Star-Friedman Challenge funds three CCB faculty members' projects
How can we keep transplanted organs oxygenated longer? How can we create chiral molecules with precise control?
The CCB winners of this year’s Star-Friedman Challenge for Promising Scientific Research are pursuing the answers to these questions. The CCB researchers selected for this year's awards were Suyang Xu, Joonho Lee, and Jarad Mason. On Thursday, April 18, winners of the Star-Friedman Challenge discussed their projects and fielded questions from an audience in the Faculty Room of University Hall.
In its eleventh year, the challenge annually awards nearly $1 million in seed funding to Harvard researchers to provide seed funding to interdisciplinary high-risk, high-impact projects in the life, physical, and social sciences. There are no limitations on the subject areas and programs that take the investigators in directions that are new for them are encouraged. Chaired by Charles Alcock, Donald H. Menzel Professor of Astrophysics, Faculty of Arts and Sciences, the faculty review committee convened and selected seven visionary projects from this year’s impressive wave of research proposals.

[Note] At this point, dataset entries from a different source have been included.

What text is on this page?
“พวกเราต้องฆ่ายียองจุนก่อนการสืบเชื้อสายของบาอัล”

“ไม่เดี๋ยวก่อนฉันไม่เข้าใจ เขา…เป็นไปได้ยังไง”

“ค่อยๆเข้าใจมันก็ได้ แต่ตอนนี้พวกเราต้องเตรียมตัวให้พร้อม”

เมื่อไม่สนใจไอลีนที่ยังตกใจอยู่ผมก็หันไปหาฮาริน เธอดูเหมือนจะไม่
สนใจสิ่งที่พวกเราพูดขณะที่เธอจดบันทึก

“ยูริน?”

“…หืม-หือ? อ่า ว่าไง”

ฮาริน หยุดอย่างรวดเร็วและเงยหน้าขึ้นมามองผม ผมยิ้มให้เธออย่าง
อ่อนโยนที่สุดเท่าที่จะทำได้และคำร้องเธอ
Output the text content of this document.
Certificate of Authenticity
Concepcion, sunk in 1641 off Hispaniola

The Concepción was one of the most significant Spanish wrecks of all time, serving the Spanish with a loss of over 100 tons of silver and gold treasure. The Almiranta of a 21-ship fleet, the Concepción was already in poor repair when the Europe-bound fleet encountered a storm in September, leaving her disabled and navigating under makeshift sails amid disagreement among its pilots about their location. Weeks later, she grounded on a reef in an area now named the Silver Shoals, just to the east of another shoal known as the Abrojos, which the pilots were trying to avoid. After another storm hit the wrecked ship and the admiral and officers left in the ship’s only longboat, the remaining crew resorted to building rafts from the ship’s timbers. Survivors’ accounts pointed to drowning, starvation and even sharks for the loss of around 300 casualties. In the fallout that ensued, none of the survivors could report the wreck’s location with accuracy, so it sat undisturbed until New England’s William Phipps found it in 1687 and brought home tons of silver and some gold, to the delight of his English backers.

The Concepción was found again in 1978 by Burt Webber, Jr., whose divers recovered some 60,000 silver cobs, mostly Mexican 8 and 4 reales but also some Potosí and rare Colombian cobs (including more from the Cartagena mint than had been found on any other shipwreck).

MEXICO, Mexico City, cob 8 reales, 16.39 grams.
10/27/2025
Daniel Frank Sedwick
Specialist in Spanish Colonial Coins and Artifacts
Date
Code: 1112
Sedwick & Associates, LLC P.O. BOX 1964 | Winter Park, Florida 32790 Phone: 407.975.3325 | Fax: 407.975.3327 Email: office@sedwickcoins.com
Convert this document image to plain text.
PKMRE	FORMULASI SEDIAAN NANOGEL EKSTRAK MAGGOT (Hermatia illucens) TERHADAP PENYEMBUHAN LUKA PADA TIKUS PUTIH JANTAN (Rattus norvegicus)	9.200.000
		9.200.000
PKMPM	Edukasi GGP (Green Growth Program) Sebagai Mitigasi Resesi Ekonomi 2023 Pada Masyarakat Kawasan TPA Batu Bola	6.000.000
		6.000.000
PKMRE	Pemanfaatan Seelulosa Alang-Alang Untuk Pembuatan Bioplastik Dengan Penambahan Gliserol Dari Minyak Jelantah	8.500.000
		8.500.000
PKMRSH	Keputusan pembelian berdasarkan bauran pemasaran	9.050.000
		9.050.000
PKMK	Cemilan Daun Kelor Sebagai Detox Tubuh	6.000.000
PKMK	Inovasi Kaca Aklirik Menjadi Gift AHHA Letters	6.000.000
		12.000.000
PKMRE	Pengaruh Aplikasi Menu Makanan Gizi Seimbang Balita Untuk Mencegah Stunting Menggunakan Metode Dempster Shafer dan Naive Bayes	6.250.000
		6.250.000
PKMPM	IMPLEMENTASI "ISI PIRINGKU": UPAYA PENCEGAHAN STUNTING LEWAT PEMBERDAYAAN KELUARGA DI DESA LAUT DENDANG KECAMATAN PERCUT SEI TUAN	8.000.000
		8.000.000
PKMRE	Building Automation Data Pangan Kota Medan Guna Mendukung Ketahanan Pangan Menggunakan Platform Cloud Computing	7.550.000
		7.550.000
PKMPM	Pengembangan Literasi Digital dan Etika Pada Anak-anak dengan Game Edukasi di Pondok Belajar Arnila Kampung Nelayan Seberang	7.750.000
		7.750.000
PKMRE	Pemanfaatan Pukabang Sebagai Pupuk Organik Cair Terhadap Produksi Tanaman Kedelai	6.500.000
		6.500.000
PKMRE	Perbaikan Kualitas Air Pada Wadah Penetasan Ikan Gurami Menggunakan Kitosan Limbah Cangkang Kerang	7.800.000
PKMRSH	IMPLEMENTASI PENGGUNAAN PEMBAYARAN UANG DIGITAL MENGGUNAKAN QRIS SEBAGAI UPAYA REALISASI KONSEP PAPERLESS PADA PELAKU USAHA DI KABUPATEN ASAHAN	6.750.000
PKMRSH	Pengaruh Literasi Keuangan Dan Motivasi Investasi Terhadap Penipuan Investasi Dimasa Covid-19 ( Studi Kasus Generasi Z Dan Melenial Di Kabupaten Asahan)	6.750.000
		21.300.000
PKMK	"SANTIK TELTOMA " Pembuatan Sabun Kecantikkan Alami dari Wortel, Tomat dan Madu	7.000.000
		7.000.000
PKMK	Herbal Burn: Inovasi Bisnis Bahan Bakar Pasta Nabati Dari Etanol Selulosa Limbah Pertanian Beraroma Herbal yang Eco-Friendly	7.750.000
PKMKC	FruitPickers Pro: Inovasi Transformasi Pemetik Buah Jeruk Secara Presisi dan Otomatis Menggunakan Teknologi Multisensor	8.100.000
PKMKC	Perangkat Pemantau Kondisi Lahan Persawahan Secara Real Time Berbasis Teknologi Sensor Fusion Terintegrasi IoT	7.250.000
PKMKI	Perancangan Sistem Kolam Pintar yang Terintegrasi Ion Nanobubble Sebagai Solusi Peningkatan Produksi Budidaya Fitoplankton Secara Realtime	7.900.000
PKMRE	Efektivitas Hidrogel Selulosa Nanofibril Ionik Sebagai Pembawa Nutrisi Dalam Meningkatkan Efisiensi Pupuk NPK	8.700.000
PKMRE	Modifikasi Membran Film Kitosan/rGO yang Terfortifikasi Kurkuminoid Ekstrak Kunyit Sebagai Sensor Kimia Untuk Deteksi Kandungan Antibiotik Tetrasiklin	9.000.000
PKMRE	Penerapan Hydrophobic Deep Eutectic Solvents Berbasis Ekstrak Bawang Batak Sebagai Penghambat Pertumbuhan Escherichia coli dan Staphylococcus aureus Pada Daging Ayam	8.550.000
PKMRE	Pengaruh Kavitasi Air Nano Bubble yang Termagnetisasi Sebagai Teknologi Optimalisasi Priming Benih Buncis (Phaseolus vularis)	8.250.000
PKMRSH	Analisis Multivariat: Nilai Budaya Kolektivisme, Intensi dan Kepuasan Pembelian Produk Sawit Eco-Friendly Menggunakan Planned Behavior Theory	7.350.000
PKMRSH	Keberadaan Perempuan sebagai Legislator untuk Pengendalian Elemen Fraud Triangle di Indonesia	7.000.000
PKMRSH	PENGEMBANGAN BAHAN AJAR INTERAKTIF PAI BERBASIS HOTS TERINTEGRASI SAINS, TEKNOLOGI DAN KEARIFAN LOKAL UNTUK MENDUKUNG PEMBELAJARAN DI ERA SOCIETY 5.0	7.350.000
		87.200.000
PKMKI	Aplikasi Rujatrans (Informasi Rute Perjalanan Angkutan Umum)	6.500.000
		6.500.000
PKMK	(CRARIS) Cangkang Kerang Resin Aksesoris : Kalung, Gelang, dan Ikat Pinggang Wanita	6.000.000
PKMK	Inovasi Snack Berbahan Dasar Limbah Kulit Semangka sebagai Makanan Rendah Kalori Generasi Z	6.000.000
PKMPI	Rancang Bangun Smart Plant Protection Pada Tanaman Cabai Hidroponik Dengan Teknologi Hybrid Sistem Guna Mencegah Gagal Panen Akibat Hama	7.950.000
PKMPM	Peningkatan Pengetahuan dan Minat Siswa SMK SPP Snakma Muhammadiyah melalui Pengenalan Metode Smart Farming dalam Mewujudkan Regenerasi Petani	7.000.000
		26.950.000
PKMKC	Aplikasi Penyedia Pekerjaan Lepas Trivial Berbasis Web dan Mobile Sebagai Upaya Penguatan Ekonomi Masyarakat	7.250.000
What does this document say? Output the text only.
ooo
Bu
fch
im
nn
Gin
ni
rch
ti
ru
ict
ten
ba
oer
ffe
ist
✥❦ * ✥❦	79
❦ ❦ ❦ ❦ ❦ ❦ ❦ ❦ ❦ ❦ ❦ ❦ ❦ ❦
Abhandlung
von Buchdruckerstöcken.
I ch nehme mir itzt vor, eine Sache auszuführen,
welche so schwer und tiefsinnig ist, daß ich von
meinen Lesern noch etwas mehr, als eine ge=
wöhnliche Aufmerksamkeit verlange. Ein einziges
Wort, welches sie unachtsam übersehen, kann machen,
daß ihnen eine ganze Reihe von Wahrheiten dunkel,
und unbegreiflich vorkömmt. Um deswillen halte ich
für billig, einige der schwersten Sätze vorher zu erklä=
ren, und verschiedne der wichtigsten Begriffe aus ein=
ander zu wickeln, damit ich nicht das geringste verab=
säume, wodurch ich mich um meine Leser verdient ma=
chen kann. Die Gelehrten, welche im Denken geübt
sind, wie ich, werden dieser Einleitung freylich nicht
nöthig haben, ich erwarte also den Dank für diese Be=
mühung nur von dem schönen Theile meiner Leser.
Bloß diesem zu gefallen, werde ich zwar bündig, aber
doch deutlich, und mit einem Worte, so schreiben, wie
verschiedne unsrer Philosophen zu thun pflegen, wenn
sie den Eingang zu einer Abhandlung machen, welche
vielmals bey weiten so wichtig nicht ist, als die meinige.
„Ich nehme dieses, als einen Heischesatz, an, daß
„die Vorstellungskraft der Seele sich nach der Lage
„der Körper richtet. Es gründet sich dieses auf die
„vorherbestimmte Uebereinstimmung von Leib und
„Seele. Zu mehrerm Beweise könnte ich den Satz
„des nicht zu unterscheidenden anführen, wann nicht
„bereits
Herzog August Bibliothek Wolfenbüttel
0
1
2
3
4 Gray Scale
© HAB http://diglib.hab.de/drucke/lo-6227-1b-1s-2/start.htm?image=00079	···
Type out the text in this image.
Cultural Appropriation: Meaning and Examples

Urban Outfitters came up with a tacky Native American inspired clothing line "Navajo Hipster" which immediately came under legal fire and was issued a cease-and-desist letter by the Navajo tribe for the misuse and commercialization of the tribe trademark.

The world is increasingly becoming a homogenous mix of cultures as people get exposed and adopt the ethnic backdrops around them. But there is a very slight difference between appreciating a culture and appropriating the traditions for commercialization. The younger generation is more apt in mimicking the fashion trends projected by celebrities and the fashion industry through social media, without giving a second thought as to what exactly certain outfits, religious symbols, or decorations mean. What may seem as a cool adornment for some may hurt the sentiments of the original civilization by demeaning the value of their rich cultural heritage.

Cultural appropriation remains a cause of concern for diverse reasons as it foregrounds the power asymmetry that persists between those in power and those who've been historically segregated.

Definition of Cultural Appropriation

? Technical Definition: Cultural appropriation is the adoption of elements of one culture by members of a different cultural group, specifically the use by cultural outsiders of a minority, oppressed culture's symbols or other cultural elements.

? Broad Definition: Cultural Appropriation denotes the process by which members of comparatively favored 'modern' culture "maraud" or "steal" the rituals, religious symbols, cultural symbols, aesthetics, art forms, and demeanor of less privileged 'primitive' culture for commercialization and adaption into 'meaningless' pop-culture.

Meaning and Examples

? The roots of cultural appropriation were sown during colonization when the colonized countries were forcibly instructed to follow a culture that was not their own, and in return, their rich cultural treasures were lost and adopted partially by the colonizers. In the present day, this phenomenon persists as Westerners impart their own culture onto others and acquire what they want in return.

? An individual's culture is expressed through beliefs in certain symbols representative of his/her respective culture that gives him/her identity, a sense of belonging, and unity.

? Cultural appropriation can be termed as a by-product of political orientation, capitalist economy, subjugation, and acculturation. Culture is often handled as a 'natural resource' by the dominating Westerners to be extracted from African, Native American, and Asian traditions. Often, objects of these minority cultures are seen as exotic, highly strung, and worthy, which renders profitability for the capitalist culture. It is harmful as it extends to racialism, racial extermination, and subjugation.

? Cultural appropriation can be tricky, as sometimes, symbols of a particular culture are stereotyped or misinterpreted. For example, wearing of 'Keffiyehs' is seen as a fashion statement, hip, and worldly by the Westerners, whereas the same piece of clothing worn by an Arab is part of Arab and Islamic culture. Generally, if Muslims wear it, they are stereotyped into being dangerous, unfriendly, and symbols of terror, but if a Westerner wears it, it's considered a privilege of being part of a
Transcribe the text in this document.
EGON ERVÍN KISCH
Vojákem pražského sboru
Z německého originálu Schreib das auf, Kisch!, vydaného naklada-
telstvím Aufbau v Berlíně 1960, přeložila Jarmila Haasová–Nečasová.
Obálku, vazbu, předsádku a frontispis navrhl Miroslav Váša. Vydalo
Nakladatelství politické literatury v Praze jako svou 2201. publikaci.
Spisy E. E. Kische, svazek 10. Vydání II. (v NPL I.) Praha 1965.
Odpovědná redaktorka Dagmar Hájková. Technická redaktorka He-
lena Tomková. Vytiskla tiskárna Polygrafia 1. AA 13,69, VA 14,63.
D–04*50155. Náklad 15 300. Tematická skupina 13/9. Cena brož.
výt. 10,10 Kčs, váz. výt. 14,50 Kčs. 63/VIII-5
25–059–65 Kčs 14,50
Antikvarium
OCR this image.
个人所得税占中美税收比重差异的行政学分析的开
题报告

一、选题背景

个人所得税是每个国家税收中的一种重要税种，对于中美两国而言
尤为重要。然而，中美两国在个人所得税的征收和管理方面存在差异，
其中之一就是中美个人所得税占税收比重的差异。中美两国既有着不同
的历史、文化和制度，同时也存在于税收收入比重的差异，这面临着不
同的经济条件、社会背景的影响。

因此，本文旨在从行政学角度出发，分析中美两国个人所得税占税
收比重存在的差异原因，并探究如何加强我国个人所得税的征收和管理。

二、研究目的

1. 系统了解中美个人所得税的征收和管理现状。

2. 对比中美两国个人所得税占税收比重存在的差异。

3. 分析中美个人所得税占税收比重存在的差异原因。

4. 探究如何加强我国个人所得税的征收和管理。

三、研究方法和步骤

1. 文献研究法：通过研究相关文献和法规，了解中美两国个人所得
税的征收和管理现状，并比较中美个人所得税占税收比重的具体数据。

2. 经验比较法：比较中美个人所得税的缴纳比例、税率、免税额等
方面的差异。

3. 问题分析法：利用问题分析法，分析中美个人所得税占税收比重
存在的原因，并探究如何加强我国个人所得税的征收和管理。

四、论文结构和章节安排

Established in 2013 by a generous gift to Harvard University at the suggestion of James A. Star, AB (1983), the program expanded in the 2018-19 academic year through a gift from Joshua Friedman, AB (1976), MBA (1980), JD (1982) and Beth Friedman to invite proposal submissions from Harvard Medical School (HMS), Harvard School of Dental Medicine (HSDM) and the Harvard T.H. Chan School of Public Health (HSPH) in addition to the Faculty of Arts and Sciences (FAS) and the Harvard John A. Paulson School of Engineering and Applied Science (SEAS). The Star-Friedman Challenge was previously supported by immediate-use funding; in 2020, the donors made generous new gifts to permanently endow the Challenge, ensuring that it can continue to support cutting-edge research at Harvard in perpetuity.
Below you will find a brief look at each of these projects.
Chirality-Selective Heterogeneous Catalysis via Chiral Topological Materials
Co-PIs: Suyang Xu and Joonho Lee
Presenter: Suyang Xu
Summary: Xu and Lee propose a radically different way to synthesize chiral molecules based on electronic selectivity (rather than structural) with precise control. Leveraging recent breakthroughs in quantum materials, we aim to “imprint” the chirality of mobile electrons in quantum materials into chemical reactions.
Transforming Organ Storage with Porous Water
Co-PIs: Jarad Mason and Korkut Uygun
Presenter: Jarad Mason
Summary: Mason and Uygun propose an interdisciplinary research effort to explore how microporous water can be used to deliver O2 to organs outside of the human body. By combining expertise in materials chemistry, nanoscience, and porous materials design (Mason) with expertise in translational research and organ transplantation (Uygun), they will be able to make rapid progress in developing design principles and protocols for using microporous water for organ preservation and in evaluating how improved O2 delivery during organ storage impacts organ quality.